The biggest mistake is treating all custom AI projects as if they share the same economics. They do not. A retrieval assistant for internal policies is not the same thing as an AI layer across sales, service, operations, and reporting.
What to ask before you approve a custom AI budget
If you are reviewing a proposal, ask these questions before signing anything.
- What is the expected five-year cost, not just the build price?
- What ongoing monthly costs are excluded from the proposal?
- How much internal team time will this require each quarter?
- What happens when the model provider changes pricing or deprecates an API?
- Who owns the prompts, workflows, code, and data mappings?
- What compliance work is assumed, and what is not included?
- What would make an off-the-shelf tool the better answer?
If a supplier cannot answer those clearly, you do not yet have a reliable cost estimate.
A good custom AI project can absolutely pay for itself. But only if the workflow matters enough, the cost is modelled honestly, and the business is willing to own the system after launch. If you want a soft benchmark, a custom AI project usually becomes sensible when the workflow is high volume, expensive to run manually, hard to solve with SaaS, and likely to stay important for several years.
If that is not true, buy a tool and move on. That is often the smarter decision.
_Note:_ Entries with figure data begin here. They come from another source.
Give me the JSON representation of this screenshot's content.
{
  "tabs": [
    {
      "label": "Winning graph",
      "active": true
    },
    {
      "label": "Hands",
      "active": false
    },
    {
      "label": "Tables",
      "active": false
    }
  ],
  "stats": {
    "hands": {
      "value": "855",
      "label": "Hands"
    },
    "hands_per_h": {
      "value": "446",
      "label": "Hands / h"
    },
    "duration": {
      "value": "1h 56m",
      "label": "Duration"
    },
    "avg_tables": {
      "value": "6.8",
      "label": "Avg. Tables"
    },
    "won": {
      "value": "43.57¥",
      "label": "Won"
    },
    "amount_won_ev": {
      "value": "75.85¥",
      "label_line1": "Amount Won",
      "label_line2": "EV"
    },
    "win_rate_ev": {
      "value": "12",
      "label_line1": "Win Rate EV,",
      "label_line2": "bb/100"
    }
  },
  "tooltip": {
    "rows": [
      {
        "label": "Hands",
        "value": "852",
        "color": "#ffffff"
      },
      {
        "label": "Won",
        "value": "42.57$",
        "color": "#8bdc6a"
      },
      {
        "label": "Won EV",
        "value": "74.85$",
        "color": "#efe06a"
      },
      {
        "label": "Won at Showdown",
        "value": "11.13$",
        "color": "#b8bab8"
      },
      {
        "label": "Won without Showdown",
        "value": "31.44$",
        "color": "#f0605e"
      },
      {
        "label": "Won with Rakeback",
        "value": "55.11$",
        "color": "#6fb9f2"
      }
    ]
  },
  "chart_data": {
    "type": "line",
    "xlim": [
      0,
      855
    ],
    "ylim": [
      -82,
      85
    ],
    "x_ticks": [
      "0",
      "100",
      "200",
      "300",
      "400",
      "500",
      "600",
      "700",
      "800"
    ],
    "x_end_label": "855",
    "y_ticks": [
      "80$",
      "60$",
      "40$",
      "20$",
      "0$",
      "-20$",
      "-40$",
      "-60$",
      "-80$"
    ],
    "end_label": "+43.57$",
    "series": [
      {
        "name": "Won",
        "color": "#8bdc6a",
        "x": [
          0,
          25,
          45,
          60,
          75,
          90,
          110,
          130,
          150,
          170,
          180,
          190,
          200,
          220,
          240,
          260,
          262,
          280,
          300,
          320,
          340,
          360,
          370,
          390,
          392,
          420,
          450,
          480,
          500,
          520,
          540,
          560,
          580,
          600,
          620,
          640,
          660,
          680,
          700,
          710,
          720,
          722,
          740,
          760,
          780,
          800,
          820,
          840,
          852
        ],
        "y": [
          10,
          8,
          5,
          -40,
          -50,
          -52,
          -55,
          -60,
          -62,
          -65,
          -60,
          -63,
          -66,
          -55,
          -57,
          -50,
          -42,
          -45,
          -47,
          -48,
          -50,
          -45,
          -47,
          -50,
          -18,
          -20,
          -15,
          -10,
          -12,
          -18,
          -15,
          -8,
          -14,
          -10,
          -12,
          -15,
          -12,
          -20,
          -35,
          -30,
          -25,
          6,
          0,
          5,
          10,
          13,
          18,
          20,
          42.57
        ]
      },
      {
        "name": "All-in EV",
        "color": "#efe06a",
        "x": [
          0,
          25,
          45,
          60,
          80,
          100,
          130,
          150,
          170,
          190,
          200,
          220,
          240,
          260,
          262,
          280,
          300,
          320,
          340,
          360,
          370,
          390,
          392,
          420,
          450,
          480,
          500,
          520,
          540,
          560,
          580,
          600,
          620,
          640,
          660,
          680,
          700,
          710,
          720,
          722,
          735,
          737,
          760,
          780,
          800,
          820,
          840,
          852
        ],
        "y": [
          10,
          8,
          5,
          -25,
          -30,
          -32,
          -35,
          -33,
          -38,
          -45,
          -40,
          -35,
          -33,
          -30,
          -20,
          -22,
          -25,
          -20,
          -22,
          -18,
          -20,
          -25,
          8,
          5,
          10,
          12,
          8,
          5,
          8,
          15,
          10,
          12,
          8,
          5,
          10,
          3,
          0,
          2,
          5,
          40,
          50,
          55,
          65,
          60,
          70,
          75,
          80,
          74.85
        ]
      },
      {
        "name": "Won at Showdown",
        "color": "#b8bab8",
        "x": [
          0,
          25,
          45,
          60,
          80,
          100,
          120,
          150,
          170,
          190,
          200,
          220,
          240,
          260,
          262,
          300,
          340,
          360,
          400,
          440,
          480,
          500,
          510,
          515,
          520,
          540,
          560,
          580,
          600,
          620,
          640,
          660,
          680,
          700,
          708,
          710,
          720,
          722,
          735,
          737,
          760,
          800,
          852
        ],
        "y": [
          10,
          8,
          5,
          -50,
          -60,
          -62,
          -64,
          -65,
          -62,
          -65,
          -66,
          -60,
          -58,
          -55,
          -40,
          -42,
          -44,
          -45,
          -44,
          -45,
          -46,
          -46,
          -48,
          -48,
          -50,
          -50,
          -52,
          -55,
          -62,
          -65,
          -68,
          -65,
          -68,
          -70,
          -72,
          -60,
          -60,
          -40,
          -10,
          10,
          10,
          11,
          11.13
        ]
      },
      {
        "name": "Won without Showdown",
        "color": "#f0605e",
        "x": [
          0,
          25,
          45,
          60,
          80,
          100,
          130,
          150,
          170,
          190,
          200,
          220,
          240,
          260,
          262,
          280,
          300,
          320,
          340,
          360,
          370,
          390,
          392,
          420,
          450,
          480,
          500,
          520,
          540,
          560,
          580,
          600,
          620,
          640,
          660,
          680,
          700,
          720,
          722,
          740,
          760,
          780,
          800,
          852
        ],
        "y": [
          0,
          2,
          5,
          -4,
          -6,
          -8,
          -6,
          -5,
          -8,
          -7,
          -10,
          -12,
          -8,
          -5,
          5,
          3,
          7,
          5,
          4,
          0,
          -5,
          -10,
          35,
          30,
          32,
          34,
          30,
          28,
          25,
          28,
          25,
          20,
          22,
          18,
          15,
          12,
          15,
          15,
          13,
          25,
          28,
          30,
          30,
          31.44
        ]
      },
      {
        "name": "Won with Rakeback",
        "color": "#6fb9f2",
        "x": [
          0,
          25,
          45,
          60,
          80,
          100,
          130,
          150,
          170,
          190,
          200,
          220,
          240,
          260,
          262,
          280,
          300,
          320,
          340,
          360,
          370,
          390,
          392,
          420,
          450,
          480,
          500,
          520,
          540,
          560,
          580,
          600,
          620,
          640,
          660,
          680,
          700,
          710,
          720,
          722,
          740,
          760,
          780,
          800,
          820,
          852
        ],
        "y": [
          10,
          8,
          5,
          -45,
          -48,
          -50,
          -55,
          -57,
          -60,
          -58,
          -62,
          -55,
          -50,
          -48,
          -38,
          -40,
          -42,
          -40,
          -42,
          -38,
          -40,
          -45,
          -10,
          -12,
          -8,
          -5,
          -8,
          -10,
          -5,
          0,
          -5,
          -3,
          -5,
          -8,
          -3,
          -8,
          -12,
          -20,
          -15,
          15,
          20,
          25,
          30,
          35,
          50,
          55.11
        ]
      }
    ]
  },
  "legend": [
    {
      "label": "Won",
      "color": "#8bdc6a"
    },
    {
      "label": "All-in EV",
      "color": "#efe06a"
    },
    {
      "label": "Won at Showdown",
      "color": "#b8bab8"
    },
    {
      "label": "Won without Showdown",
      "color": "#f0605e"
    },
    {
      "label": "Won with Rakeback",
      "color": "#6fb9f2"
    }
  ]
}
If you want an honest view on whether custom AI is justified in your case, book a conversation with us. No pitch, no pressure. We will tell you if an off-the-shelf option is the better use of your budget.
Is This Right For You?
This article is right for you if you are deciding between buying an AI tool and commissioning something custom, especially if you run a UK SME and need a practical budget rather than a vague promise. It is also useful if an agency proposal looks affordable upfront and you want to know what appears later.
It is probably not for you if your need is still experimental, you have not proved the workflow matters commercially, or an off-the-shelf tool like Microsoft 365 Copilot, ChatGPT Business, or Claude Team would solve 80% of the problem with almost no implementation effort. In that case, custom is often the expensive wrong answer.
Frequently Asked Questions
How much more is five-year cost than the original AI build quote?
A sensible planning assumption is 2x to 5x the original build quote over five years. Smaller, low-usage tools sit nearer the lower end. Integrated, business-critical systems often land much higher.
What is the biggest hidden cost in a custom AI solution?
Usually internal labour and ongoing optimisation. Buyers focus on the project fee, but the real drag often comes from staff time, testing, process redesign, and continuous support.
Can a custom AI solution ever be cheaper than buying licences?
Yes, but usually only at scale or in a very specific workflow where licence costs would stack up across many users and a custom flow removes significant manual work. For most SMEs, bought tools are cheaper at the start.
Should I budget separately for compliance and security?
Yes. If the system touches personal data, customer records, contracts, HR information, or sensitive internal knowledge, governance should be treated as a separate cost line, not an afterthought.
How long should a custom AI solution last before it needs a refresh?
Most systems need meaningful adjustment within 12 to 24 months, and many need a deeper refresh inside five years because models, APIs, and business processes change quickly.
When is custom AI the wrong choice?
It is the wrong choice when the problem is common, the process is not strategically important, the team lacks time to own rollout, or a standard product can solve most of the problem quickly.
Is token usage the main driver of long-term cost?
Not usually. Token and hosting costs matter, but integration, support, governance, and internal ownership often outweigh pure model usage, especially for SMEs.